Qui davvero la lezione di Sereni si mostra assimilata in tutta la sua autonomia, dal lago “compatto poema” per Sereni, che non gli si sente pari, alla consapevolezza di possedere solo una  linea di parole in affitto, benché in “uso perpetuo”per Buffoni.
Scacco personale per entrambi, e certo non per la poesia, scacco addolcito dalla vaga ironia che riconduce a  G. Gozzano, il maestro amato, cui entrambi sono per la passione dello studio debitori, ma anche alla severità logica raziocinante del grande indimenticabile  G. Leopardi:

Ho pensato a te, contino Giacomo,….
…Sono stufo di preti e di poeti, conte Giacomo.
E di miti infantilmente riadattati.

Nuove consapevolezze di un’epoca che sta irrimediabilmente cambiando con uno sguardo che sa cogliere nell’apparente identico e consolante paesaggio dell’infanzia tutta la diversità e gli interrogativi inquietanti che la nostra epoca ci pone.


Maria Grazia Ferraris

1 commento:

  1. Pagina critica di rilevanza filologica.
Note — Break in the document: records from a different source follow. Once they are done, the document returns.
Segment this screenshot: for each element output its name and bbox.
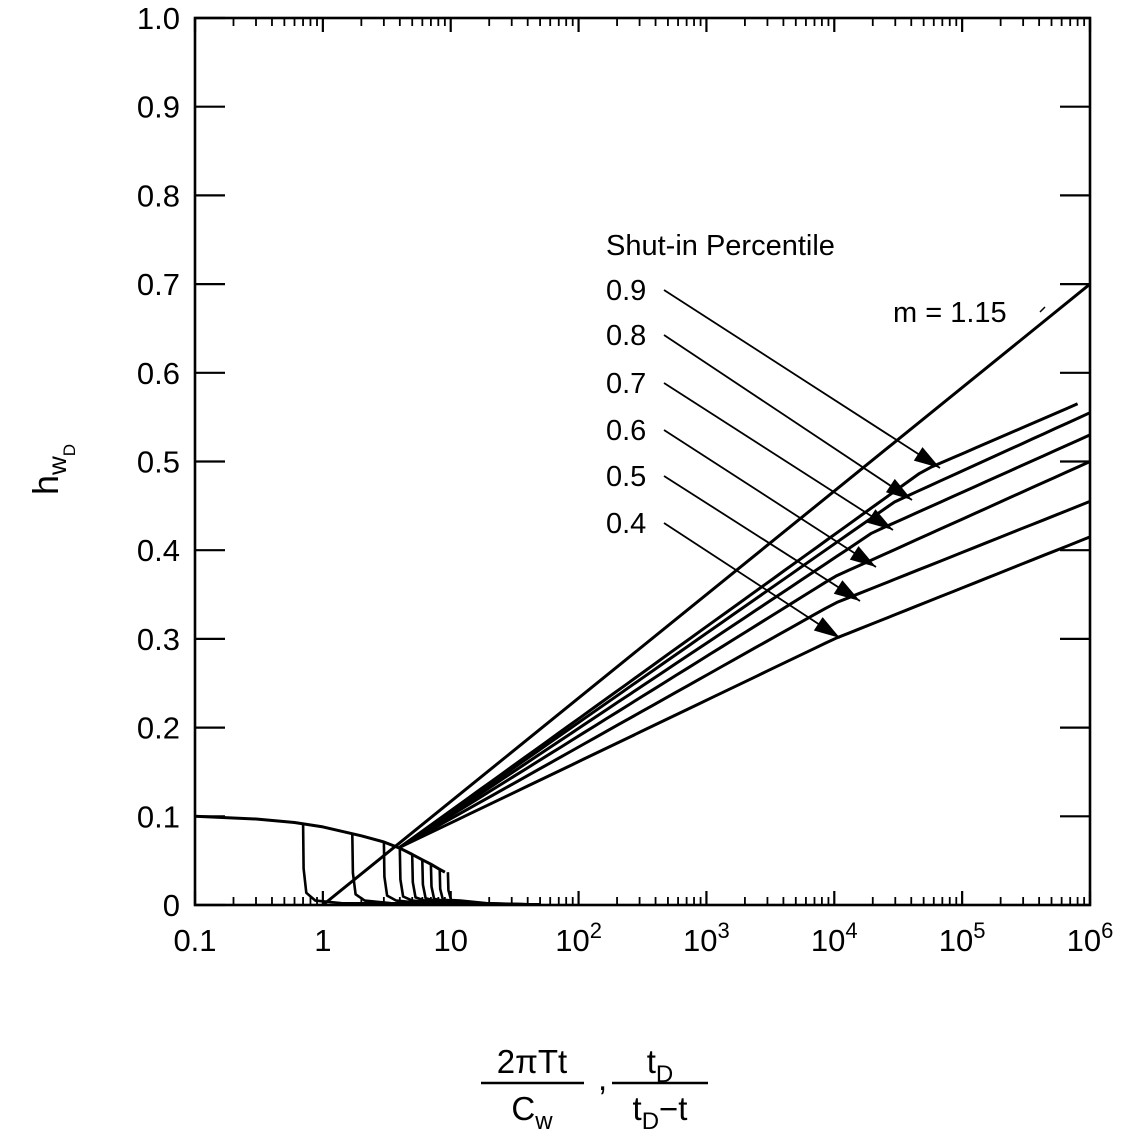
m-line [321,282,1091,907]
percentile-arrow-0.8 [663,334,913,501]
y-axis-label-sub2: D [60,444,79,456]
x-axis-label-numerator-1: 2πTt [497,1043,567,1080]
y-axis-label: hwD [25,444,79,495]
percentile-arrow-0.5 [663,475,861,602]
percentile-arrowhead-0.4 [813,617,840,638]
y-tick-label: 0 [163,888,180,923]
x-axis-label-denominator-1: C [511,1090,535,1127]
annotations: Shut-in Percentile m = 1.15 0.9 0.8 0.7 0.6 0.… [606,230,1046,639]
x-tick-label-base: 1 [314,923,331,958]
percentile-curve-0.9 [398,402,1079,849]
x-tick-label-exponent: 5 [973,918,985,943]
svg-text:hwD: hwD [25,444,79,495]
data-curves [194,282,1091,907]
y-tick-label: 0.1 [137,799,180,834]
percentile-arrow-0.4 [663,522,841,639]
svg-text:tD: tD [647,1043,674,1088]
percentile-label-0.8: 0.8 [606,320,646,352]
percentile-arrow-0.6 [663,429,877,568]
percentile-arrowhead-0.6 [849,546,876,567]
percentile-label-0.6: 0.6 [606,415,646,447]
x-tick-label-exponent: 6 [1101,918,1113,943]
y-tick-label: 0.8 [137,178,180,213]
y-axis-label-main: h [25,475,66,495]
percentile-arrow-0.7 [663,382,894,531]
y-tick-label: 0.2 [137,711,180,746]
percentile-arrowhead-0.9 [913,447,940,468]
percentile-curve-0.5 [399,500,1091,849]
y-tick-label: 0.5 [137,445,180,480]
x-tick-label-base: 10 [1067,923,1101,958]
x-tick-labels: 0.1 1 10 102 103 104 105 106 [173,918,1113,958]
x-axis-label-numerator-2-sub: D [656,1061,673,1088]
x-tick-label: 10 [433,923,467,958]
x-axis-label-denominator-2: t [633,1090,642,1127]
x-tick-label: 0.1 [173,923,216,958]
x-tick-label-base: 10 [433,923,467,958]
x-tick-label-base: 0.1 [173,923,216,958]
x-axis-label-denominator-1-sub: w [534,1108,553,1135]
percentile-label-0.7: 0.7 [606,368,646,400]
y-tick-label: 0.7 [137,267,180,302]
x-axis-label-numerator-2: t [647,1043,656,1080]
y-tick-label: 0.4 [137,533,180,568]
x-tick-label: 106 [1067,918,1114,958]
recovery-curve [398,848,541,906]
x-axis-label-denominator-2-sub: D [642,1108,659,1135]
percentile-arrowhead-0.8 [885,478,912,500]
x-axis-label-denominator-2-rest: −t [659,1090,687,1127]
axis-ticks [193,16,1092,907]
percentile-curve-0.8 [398,411,1091,849]
y-tick-labels: 0 0.1 0.2 0.3 0.4 0.5 0.6 0.7 0.8 0.9 1.0 [137,1,180,923]
x-axis-label: 2πTt Cw , tD tD−t [481,1043,708,1135]
x-tick-label: 103 [683,918,730,958]
x-tick-label-base: 10 [939,923,973,958]
percentile-label-0.5: 0.5 [606,461,646,493]
x-tick-label: 104 [811,918,858,958]
x-tick-label-base: 10 [683,923,717,958]
recovery-curve [351,833,541,906]
percentile-arrowhead-0.7 [866,509,893,530]
x-tick-label-exponent: 3 [718,918,730,943]
svg-text:Cw: Cw [511,1090,553,1135]
recovery-curve [301,823,541,906]
recovery-curve [446,872,541,906]
percentile-label-0.9: 0.9 [606,275,646,307]
x-tick-label-exponent: 2 [590,918,602,943]
m-line-label: m = 1.15 [893,297,1007,329]
percentile-curve-0.7 [398,433,1091,849]
percentile-arrowhead-0.5 [833,580,860,601]
x-tick-label: 1 [314,923,331,958]
svg-text:tD−t: tD−t [633,1090,688,1135]
percentile-curve-0.4 [399,535,1091,849]
legend-title: Shut-in Percentile [606,230,835,262]
percentile-arrow-0.9 [663,289,941,469]
y-tick-label: 0.3 [137,622,180,657]
m-label-leader [1039,306,1046,313]
x-tick-label-base: 10 [555,923,589,958]
y-tick-label: 1.0 [137,1,180,36]
percentile-label-0.4: 0.4 [606,508,646,540]
x-tick-label-exponent: 4 [845,918,857,943]
x-tick-label-base: 10 [811,923,845,958]
y-tick-label: 0.9 [137,90,180,125]
x-tick-label: 102 [555,918,602,958]
percentile-curve-0.6 [399,460,1091,849]
y-tick-label: 0.6 [137,356,180,391]
x-tick-label: 105 [939,918,986,958]
x-axis-label-separator: , [598,1060,607,1097]
y-axis-label-sub1: w [42,456,72,476]
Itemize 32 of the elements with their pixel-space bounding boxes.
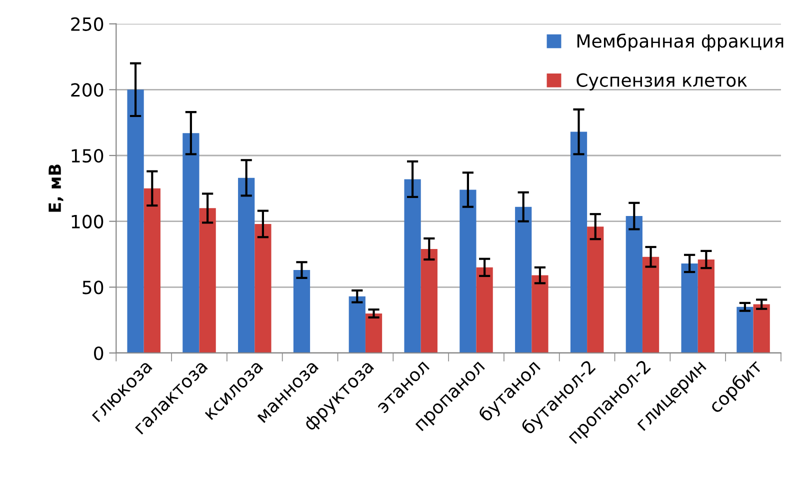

Il poeta analizzato si erge sulla scena con suggestioni e caratteri chiari e personali. Noto una effettiva vicinanza fra colei che indaga e colui che viene analizzato: vicinanza fisica e spirituale.
    Al solito i miei complimenti ad una scrittrice che si distingue per le sue alte capacità linguistico-introspettive: grande cultura.